Stopwords are Not as Harmless as They Look

Published Mar 15, 2026
Insight Depth 8 min read
Share Insight

The Default That Breaks Things

Words like "the," "in," "at," "of," "to," "is" — search engines call them stopwords and most systems strip them out by default. The reasoning seems sound: these words appear in nearly every document, carry minimal semantic weight, and inflate index size. Removing them makes the index smaller and queries faster.

But in search relevance, removing them can break real queries in ways that are immediately visible to users and silently devastating to metrics.

When Stopwords Carry Meaning

The assumption behind stopword removal is that these words are informationally empty — noise that dilutes relevance scores. That assumption is wrong more often than most search engineers realize.

Example 1: "The Office"

  • With stopwords preserved: Matches the TV show The Office.
  • With stopwords removed: Becomes just "office" → matches office furniture, office supplies, coworking spaces, corporate dashboards.

The word "the" here is not filler. It's a disambiguator.
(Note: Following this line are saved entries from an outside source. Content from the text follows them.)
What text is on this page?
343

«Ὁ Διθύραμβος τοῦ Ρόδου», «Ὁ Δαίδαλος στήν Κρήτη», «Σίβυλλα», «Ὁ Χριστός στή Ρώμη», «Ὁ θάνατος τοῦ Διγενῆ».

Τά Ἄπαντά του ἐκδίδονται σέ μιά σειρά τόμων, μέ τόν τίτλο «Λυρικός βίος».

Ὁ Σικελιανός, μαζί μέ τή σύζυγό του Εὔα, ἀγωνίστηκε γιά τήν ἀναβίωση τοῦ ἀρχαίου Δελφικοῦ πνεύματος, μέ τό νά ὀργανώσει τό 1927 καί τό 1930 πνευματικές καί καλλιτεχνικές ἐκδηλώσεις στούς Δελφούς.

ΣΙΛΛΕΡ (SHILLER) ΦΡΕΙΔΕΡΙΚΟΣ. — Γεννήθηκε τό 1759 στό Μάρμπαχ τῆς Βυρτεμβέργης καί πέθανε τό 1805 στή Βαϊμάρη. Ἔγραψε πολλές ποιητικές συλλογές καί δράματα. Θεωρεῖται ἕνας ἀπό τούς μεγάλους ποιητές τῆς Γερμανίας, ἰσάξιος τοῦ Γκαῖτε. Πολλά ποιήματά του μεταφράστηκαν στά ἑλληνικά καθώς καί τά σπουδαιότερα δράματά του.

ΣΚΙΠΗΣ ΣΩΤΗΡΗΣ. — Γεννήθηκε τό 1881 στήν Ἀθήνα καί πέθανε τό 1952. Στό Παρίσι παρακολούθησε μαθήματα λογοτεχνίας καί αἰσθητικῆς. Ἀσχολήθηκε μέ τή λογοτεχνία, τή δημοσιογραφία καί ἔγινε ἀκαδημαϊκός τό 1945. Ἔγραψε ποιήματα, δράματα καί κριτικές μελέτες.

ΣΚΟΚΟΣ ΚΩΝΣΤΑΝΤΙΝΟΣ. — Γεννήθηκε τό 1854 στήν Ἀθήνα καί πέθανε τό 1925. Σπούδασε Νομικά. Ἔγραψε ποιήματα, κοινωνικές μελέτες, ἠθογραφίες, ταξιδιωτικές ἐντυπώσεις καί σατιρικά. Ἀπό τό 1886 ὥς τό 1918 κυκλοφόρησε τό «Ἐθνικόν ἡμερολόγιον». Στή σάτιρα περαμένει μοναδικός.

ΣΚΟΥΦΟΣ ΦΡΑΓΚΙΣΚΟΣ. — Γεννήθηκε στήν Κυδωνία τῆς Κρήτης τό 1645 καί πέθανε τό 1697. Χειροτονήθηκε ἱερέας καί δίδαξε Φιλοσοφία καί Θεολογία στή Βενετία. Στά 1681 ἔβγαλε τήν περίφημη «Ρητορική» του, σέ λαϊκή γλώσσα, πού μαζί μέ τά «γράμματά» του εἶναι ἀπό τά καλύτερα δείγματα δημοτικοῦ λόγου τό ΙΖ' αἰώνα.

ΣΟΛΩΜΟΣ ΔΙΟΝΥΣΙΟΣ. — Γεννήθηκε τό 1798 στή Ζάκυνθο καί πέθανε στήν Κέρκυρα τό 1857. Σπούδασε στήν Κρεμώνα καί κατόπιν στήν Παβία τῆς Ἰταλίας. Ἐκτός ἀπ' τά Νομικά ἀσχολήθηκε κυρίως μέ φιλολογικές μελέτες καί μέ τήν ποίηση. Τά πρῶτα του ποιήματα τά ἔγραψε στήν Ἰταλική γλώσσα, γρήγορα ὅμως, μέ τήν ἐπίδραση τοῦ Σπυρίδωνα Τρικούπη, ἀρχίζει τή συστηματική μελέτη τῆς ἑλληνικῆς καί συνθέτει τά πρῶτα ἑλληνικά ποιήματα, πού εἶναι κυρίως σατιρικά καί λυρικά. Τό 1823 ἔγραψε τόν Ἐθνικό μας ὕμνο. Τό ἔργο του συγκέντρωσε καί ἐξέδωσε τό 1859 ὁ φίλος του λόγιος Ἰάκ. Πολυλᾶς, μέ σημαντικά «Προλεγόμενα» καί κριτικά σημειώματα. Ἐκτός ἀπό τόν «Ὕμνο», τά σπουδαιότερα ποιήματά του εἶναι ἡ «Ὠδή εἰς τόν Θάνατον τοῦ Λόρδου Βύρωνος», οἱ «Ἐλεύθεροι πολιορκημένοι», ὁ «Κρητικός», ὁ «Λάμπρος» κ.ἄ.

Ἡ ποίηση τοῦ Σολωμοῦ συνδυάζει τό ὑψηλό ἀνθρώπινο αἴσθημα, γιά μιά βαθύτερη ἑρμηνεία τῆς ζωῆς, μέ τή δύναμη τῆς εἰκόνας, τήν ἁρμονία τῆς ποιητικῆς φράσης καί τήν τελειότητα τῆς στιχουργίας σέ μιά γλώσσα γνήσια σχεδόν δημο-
It transforms a generic noun into a specific proper noun.

Example 2: "What to Expect When You're Expecting"

  • With stopwords preserved: Matches the book/movie title exactly.
  • With stopwords removed: Becomes "expect expecting" — which could match anything about project expectations, delivery timelines, or weather forecasts.

Example 3: "Not Waterproof"

  • With stopwords preserved: Correctly indicates a negation — the user wants products that are NOT waterproof, or is checking if something lacks waterproofing.
  • With stopwords removed: Becomes "waterproof" — the exact opposite of the user's intent.

Example 4: "The Who" / "The The" / "IT"

Band names and common abbreviations are particularly vulnerable. "IT" as an industry term gets stripped because "it" is on most stopword lists. "The Who" becomes just "Who."

Example 5: Phrase Queries

Stopword removal is especially destructive for phrase queries. A user searching for the exact phrase "to be or not to be" loses the entire query to stopword removal — every single word is on most stopword lists.

The Problem at Scale

These aren't edge cases. In a large-scale search system serving millions of queries, even a 1% failure rate from stopword removal represents thousands of broken user experiences per day.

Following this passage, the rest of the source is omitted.